Week's Menu Plan
Friday: chicken chow mein with blackberry crumb bars for dessert
Saturday: spanakopita with Greek salad
Sunday: burgers (with roasted cauliflower and red bell peppers)
Monday: Italian wedding soup
Tuesday: eggplant curry with rice
Wednesday: balsamic chicken with mozzarella & basil
Thursday: ahi tuna bowl over rice
Also, the sirloin kabobs we had last night were delicious. They were so tender and moist, even though I forgot to use the extra marinade to baste the sirloin while grilling. Also, next time I'll toss the vegetables in olive oil, oregano and salt and pepper before grilling but they still turned out well.
We've been buying grass-fed beef (higher in omega-3s, lower in saturated fat) which is definitely better for you but more expensive. Since we keep a stricter budget, we buy a smaller amount and make it count when we do have it.

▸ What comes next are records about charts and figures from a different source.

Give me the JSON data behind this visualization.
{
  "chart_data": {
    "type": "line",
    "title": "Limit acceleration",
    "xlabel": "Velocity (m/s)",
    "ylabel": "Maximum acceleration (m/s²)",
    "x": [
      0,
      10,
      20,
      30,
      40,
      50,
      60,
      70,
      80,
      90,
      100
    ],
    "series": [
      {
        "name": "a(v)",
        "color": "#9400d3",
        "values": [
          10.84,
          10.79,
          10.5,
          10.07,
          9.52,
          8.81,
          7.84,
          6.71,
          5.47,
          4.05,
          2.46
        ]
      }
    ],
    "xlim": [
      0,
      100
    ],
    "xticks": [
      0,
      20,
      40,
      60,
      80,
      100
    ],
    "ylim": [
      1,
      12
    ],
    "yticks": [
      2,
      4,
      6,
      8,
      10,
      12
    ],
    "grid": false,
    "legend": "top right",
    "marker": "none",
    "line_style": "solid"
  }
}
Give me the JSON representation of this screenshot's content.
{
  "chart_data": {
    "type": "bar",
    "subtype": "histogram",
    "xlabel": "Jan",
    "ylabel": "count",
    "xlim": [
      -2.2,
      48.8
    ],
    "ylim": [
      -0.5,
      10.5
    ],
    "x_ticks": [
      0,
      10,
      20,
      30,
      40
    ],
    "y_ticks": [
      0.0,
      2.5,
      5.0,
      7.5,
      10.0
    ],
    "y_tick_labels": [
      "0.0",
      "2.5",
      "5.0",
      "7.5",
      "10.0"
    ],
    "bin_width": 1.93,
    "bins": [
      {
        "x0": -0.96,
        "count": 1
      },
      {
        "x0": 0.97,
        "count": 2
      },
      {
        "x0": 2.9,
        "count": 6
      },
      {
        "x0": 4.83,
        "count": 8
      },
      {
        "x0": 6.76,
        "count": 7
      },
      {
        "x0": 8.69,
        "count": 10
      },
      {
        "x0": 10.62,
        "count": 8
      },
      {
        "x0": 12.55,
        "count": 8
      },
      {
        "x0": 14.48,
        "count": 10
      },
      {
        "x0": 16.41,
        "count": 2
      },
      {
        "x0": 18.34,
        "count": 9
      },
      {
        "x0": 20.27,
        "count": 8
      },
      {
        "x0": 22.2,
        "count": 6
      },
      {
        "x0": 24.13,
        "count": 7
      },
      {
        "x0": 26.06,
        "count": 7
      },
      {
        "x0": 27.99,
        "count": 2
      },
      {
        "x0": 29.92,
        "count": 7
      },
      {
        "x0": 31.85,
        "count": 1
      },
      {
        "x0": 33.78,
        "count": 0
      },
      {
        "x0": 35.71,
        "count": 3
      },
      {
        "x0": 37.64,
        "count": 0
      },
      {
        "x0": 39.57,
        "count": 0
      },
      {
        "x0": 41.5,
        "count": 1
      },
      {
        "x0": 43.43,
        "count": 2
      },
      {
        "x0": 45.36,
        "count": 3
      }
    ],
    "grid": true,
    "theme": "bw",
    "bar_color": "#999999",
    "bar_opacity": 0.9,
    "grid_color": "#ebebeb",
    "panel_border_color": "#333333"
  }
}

Kabobs are a great way to stretch a budget. We got 4 meals out of 3/4 of a pound of beef (which means a lot for us!).
Sirloin Kabobs
Taken from: AllRecipes
- 1/8 cup (equivalent to 2 Tb.) soy sauce
- 1 1/2 tablespoons light brown sugar
- 1 1/2 tablespoons distilled white vinegar
- 1/4 teaspoon garlic powder
- 1/4 teaspoon onion powder
- 1/4 teaspoon kosher salt
- 1/4 teaspoon black pepper
- 1/4 cup lemon-lime flavored carbonated beverage (I used carbonated water with flavoring)
- 1 pound beef sirloin steak, cut into 1 1/2 inch cubes
- 1 red bell pepper, cut into 2 inch pieces
- skewers (if you have wooden skewers, soak them in water for 10-20 minutes and they won't burn on the grill)
- 1/4 pound fresh mushrooms, stems removed
- 1/2 pint cherry tomatoes
- 1/2 cup pineapple cubes (fresh or from a can)
-Toss vegetables with olive oil, dried oregano, salt and pepper.
-Preheat grill for high heat. Thread steak, peppers, mushrooms, tomatoes, and pineapple onto skewers in an alternating fashion. Discard marinade and the bag.
-Lightly oil the grill grate. Cook kabobs on the prepared grill for 5-10 minutes (on a George Foreman grill, it was more like 3-5 minutes), depending on your desired doneness. Baste frequently with reserved marinade during cooking.